Archaeology & History
Cahokia wasn't actually a 'lost civilization'
By
T.K. RandallFebruary 5, 2020 ·
4 comments
The city's mounds remain a popular tourist attraction. Image Credit: CC BY-SA 3.0 Skubasteve834
The inhabitants of the pre-Columbian Native American city did disappear for a time, but then they came back.
The vast city, which was once home to the Mississippian indigenous culture, has long been surrounded in mystery and intrigue due to its inhabitants' disappearance in the mid 1300s.
The abandonment of the city - which lasted from around 1450 to 1550 CE - was thought to have been driven by factors such as drought, flooding, climate change and resource shortages.
Now however, scientists from the University of California, Berkeley have shed new light on the enigma by revealing that the city's people may not have actually 'disappeared' at all because they returned to live there again not long afterwards.
It wasn't until the beginning of the 18th Century - long after the arrival of European settlers - that the city's population began to decline again.
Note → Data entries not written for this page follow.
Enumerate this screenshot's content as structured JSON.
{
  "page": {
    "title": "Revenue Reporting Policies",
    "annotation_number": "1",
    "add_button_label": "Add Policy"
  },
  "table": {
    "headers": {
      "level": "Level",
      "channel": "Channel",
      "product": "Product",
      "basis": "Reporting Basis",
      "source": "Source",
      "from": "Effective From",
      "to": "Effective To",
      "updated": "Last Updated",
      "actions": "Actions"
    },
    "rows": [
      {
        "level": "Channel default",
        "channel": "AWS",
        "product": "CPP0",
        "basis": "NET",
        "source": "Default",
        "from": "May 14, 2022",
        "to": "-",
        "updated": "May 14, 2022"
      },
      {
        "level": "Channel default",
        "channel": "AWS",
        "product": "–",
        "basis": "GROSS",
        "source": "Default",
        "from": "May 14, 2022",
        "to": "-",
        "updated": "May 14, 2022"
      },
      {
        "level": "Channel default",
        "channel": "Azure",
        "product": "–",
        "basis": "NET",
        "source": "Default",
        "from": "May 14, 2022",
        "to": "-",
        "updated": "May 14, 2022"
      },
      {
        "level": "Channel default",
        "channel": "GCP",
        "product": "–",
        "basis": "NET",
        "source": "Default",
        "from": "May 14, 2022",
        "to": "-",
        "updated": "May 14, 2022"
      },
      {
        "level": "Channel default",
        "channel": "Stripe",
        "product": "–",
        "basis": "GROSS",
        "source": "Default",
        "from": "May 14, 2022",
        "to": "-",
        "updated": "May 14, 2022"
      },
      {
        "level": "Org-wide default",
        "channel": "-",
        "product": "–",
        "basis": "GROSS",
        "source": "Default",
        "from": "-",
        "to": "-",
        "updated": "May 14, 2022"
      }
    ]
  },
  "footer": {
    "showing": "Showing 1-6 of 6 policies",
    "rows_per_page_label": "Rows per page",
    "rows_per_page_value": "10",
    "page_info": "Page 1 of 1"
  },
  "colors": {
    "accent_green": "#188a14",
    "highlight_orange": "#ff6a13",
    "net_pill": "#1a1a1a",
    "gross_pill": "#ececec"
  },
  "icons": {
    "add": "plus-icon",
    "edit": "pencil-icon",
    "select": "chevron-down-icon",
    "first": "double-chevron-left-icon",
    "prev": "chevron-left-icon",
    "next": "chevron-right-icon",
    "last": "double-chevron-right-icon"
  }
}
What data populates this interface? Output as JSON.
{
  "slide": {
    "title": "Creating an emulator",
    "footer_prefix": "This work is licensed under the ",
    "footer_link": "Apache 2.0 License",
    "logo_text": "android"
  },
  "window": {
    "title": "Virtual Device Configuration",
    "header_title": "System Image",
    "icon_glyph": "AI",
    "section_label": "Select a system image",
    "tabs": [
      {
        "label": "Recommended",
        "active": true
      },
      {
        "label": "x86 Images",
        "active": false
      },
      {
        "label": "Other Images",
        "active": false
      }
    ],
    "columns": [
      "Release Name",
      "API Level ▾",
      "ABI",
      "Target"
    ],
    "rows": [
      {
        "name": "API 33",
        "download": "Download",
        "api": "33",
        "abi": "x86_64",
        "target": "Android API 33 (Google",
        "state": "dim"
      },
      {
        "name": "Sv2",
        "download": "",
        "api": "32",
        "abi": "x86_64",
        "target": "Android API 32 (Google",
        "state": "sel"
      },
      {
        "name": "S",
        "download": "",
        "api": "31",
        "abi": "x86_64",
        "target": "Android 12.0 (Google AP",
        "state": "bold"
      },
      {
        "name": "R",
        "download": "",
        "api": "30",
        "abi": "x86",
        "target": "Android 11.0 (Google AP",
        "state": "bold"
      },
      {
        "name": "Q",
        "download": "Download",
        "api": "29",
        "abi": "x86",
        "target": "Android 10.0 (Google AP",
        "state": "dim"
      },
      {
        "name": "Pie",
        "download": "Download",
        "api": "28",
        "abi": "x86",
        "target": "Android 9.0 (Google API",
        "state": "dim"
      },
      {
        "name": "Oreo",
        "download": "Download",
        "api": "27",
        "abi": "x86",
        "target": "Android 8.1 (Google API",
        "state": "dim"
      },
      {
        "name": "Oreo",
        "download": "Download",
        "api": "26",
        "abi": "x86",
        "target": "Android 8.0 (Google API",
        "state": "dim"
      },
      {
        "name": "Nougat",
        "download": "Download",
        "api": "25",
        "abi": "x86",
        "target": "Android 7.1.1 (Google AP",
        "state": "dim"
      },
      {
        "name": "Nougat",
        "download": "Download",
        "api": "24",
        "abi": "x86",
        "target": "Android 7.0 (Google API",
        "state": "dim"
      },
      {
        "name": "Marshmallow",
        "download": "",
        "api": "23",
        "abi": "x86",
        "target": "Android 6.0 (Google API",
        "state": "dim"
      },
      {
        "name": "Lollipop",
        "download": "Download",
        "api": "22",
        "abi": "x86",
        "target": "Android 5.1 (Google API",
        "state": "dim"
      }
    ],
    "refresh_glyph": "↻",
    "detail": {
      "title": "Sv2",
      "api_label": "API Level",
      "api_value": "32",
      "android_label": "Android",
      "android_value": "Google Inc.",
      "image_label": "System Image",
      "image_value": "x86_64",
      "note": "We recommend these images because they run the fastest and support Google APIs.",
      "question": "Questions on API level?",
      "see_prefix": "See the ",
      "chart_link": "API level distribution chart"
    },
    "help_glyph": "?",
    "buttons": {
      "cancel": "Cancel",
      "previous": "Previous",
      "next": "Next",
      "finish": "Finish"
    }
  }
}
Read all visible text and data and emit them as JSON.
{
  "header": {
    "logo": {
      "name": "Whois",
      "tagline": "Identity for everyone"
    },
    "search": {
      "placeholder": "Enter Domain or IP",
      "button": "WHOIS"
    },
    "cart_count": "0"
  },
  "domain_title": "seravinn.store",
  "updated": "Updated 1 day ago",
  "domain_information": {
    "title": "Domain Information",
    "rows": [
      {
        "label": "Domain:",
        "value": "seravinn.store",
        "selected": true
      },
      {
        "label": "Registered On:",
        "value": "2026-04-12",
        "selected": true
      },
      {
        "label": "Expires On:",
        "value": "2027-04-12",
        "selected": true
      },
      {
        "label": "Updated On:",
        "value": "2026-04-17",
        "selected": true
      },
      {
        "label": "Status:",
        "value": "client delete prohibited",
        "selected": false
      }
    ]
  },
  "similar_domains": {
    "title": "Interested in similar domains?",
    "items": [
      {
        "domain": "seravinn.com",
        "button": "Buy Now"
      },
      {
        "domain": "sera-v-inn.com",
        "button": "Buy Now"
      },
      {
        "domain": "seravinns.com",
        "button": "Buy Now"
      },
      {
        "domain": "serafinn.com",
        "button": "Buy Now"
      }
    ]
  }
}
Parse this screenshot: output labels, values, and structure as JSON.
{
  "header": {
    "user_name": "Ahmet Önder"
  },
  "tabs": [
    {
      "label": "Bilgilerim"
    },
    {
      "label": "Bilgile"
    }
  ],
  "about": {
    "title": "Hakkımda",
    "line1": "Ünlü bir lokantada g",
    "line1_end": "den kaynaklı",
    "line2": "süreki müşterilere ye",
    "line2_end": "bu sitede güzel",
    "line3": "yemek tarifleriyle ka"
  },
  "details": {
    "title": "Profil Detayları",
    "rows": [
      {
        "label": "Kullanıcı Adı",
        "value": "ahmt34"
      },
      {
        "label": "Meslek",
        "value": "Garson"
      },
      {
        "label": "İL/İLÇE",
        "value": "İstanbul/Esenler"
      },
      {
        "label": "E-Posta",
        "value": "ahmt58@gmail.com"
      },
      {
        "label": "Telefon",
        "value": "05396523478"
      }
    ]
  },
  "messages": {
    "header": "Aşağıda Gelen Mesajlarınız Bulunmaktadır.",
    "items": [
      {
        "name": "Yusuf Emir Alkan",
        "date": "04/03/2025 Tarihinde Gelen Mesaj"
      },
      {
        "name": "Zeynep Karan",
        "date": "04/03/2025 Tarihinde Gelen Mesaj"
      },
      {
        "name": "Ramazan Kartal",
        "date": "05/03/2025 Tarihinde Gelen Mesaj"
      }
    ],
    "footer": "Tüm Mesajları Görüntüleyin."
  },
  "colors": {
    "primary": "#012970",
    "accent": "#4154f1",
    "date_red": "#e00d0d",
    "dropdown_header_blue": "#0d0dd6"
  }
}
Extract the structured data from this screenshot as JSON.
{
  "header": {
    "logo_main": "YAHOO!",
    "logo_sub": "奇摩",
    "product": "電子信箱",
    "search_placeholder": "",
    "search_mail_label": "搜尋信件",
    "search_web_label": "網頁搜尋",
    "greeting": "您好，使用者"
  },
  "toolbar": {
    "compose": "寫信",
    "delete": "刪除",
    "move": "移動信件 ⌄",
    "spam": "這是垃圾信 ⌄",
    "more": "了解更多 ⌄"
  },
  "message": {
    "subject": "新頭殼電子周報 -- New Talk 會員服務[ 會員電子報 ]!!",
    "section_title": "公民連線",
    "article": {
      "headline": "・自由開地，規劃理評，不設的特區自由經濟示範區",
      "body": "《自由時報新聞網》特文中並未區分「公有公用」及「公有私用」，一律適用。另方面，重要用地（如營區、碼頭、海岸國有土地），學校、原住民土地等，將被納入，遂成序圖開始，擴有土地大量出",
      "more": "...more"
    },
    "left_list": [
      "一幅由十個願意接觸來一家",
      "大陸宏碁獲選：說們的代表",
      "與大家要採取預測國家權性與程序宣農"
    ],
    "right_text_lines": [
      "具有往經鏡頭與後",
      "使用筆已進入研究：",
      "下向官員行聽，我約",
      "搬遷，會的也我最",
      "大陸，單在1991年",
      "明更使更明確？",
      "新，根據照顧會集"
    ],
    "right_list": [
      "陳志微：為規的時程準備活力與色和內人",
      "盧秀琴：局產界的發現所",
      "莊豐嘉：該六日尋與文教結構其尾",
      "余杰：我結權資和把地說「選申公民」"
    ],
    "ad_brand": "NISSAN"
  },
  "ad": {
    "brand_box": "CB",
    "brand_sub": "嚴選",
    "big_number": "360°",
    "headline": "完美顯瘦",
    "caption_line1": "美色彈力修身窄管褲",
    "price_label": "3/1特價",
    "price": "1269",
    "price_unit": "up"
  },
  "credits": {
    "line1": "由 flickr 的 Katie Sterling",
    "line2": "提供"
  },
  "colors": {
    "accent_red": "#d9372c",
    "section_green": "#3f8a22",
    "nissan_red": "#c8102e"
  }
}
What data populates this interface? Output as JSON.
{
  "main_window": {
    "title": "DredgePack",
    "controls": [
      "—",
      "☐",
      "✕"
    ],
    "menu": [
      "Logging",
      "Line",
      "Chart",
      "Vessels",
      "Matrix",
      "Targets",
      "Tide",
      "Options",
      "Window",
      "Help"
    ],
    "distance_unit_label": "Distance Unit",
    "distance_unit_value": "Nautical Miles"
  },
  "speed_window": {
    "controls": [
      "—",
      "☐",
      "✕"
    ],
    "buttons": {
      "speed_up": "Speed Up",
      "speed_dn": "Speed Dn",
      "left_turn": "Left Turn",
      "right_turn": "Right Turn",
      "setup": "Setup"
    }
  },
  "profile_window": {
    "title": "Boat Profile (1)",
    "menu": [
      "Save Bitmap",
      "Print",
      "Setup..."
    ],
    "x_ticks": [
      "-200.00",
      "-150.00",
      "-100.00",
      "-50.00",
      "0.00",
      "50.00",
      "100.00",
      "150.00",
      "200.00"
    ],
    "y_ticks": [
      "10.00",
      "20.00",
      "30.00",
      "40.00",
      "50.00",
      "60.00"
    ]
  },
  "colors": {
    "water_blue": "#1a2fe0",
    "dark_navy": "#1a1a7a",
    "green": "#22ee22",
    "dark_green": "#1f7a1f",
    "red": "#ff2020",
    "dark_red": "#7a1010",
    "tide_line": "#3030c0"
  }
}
The new study involved analyzing the molecular signatures (or stanols) of human faeces in the local sediment. The more stanols they found, the larger the local population would have been.
"It is important to note that the depopulation of Cahokia in the twelfth to fourteenth centuries was not the end of an indigenous presence in the Horseshoe Lake watershed, despite a lack of archaeological evidence and research emphasis on Mississippian occupations," the study authors wrote.
"By acknowledging a repopulation following the Mississippian decline, we move closer to a narrative of native persistence over disappearance."